UW News

April 10, 2008

Legislature: Restraint followed by more restraint

Editor’s note: This is one of a series of columns by Faculty Senate officials. J.W. Harrington is the faculty legislative representative.


The 2008 session of the state Legislature ended on schedule on March 13, after literally thousands of bills were winnowed to 341 that passed both chambers and went on to the Governor. The two political parties differ sharply on whether “restraint” is an appropriate characterization of the supplemental budget. However, from my perspective representing the UW faculty, fiscal and policy restraint prevailed.

Restraint can be good: let me begin this brief summary by noting “bad things that didn’t happen.” Measures were deleted that would have called for: common course numbering of many lower-division courses across all community colleges and public baccalaureate institutions; a single statewide law regarding campuses’ firearm policy (there were dueling bills calling for no guns versus no campus-specific restrictions on guns); and removing universities’ (and student governments’) authorization for tuition and fee increases.

Many things that UW administration and faculty wanted did not happen — due to fiscal restraint. These include funding for most of UW’s research initiatives, and a recruitment and retention salary pool. After a very impressive lobbying effort by the Washington Student Lobby, the Legislature funded a moderate state subsidy for child care for student parents (which would be one-quarter the amount that students currently tax themselves to subsidize child care). The Governor has vetoed that budget item: restraint followed by more restraint.

Among the positive actions for UW and faculty statewide: official faculty participation in the University committees that will develop and negotiate performance agreements with a central statewide board; partial funding for property purchase and land remediation at UW-Tacoma; partial funding for the “e-Science” initiative; and adoption of the Higher Education Coordinating Board’s strategic master plan.

As always, many issues are in my “to be continued” category.
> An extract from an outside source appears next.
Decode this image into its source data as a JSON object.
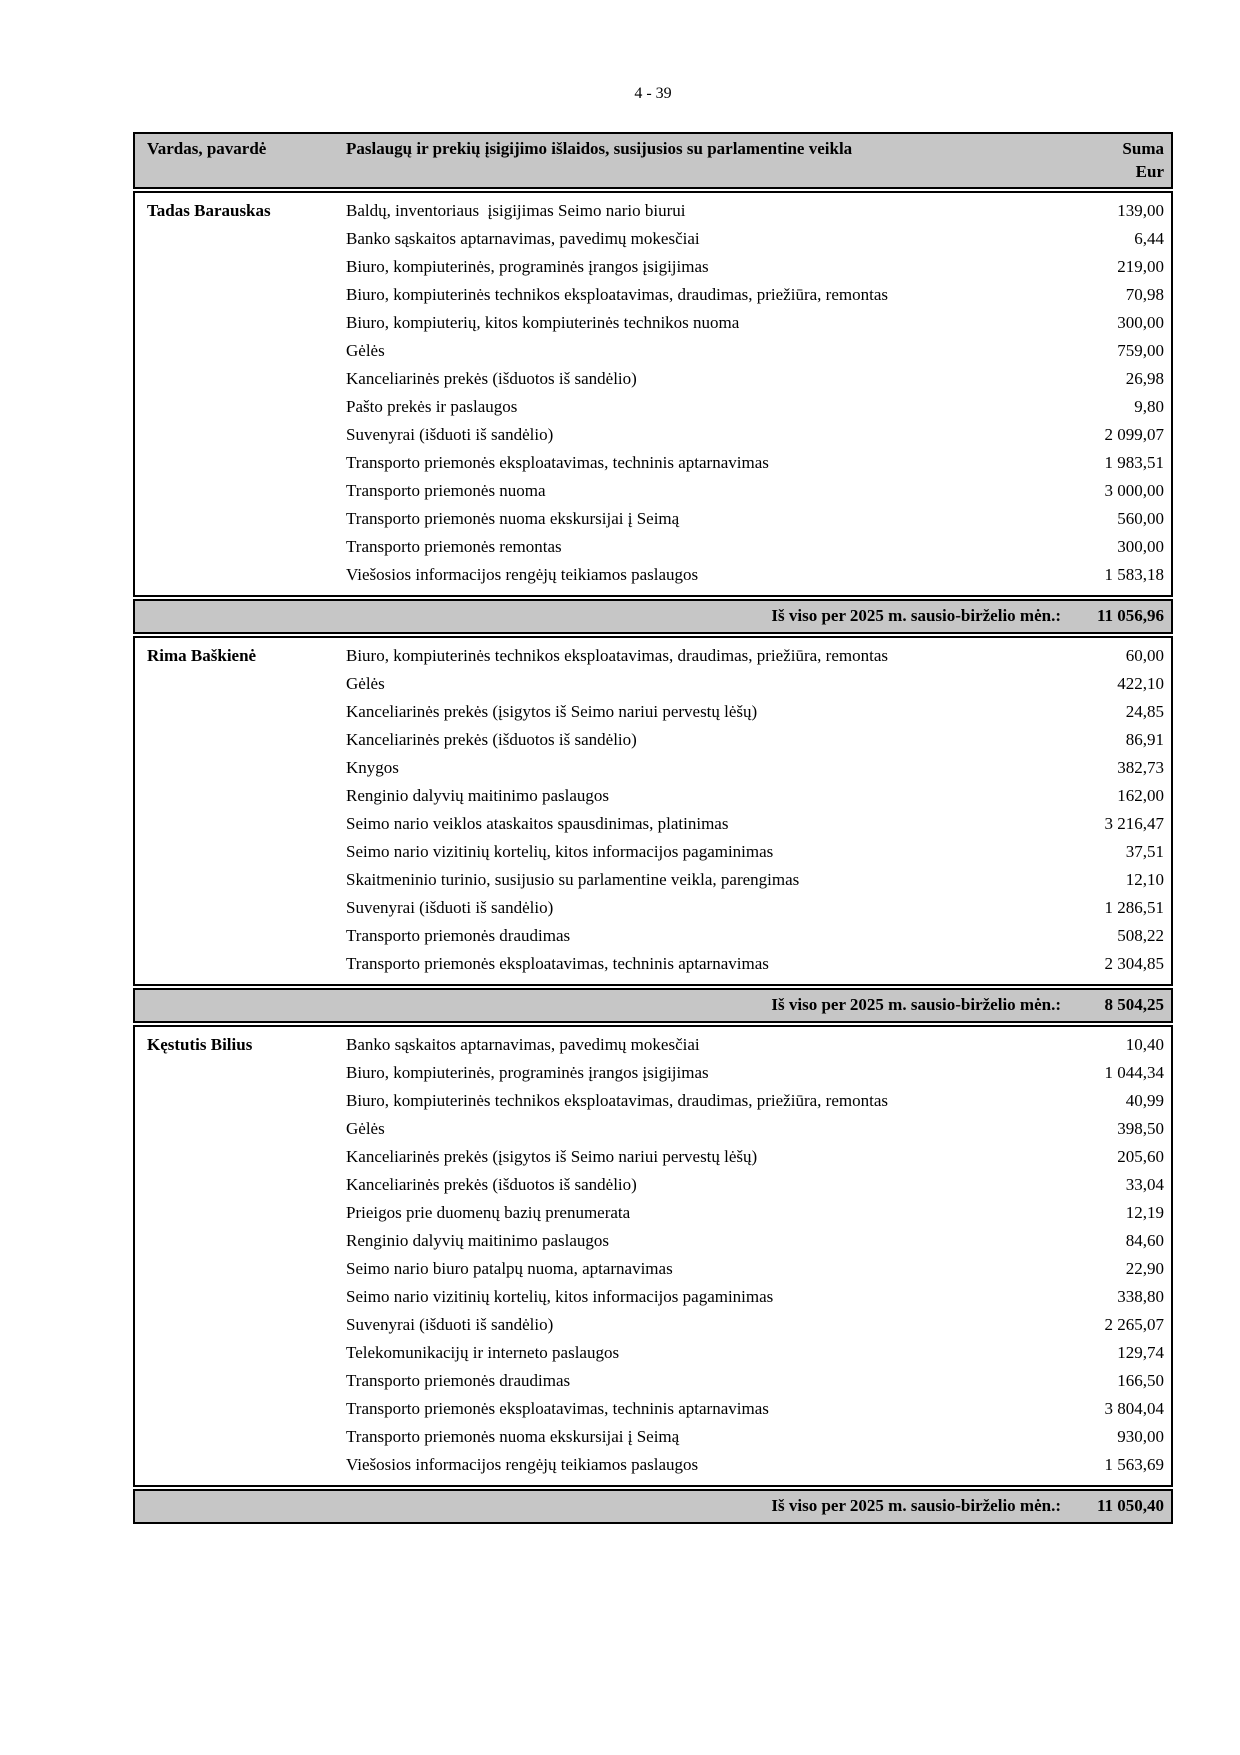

Political wrangling over location combined with severe budget concerns stifled the legislative push for a new UW campus in Snohomish County. The University’s request to give King County authorization to tax itself (if it so votes) for renovations to Husky Stadium was met with a plan for a “King County Projects Financing Task Force.” The statewide Council of Faculty Representatives (which I co-chair) will continue to press for gubernatorial appointment of faculty to universities’ governing boards. During the spring, our Board of Regents is to appoint two faculty representatives, suggested by the Faculty Senate, to an institutional committee that will propose performance measures and requests for funding and flexibility to the state, by the first of September.

I’ll pen a later column on plans for next year, the work for which begins now. Our 2009–11 biennial budget will be planned and negotiated in the midst of economic uncertainly and a gubernatorial campaign, even before the Legislature meets to work on it from January to April next year. I especially appreciate suggestions of strategy and compelling arguments in support of per-student funding increases, faculty salaries, graduate-student tuition stipends and child care support for faculty and staff.

Anyone who’s read this far probably has many questions. Please contact me at JWHarringtonJr@Gmail.com.  

I’ll end with a farewell to Representative Helen Sommers, who represents the 36th District (Queen Anne, Magnolia, Ballard, Crown Hill). Rep. Sommers has been a strong chair of the House Appropriations Committee and a friend of the University of Washington; she’s announced her retirement at the end of this term.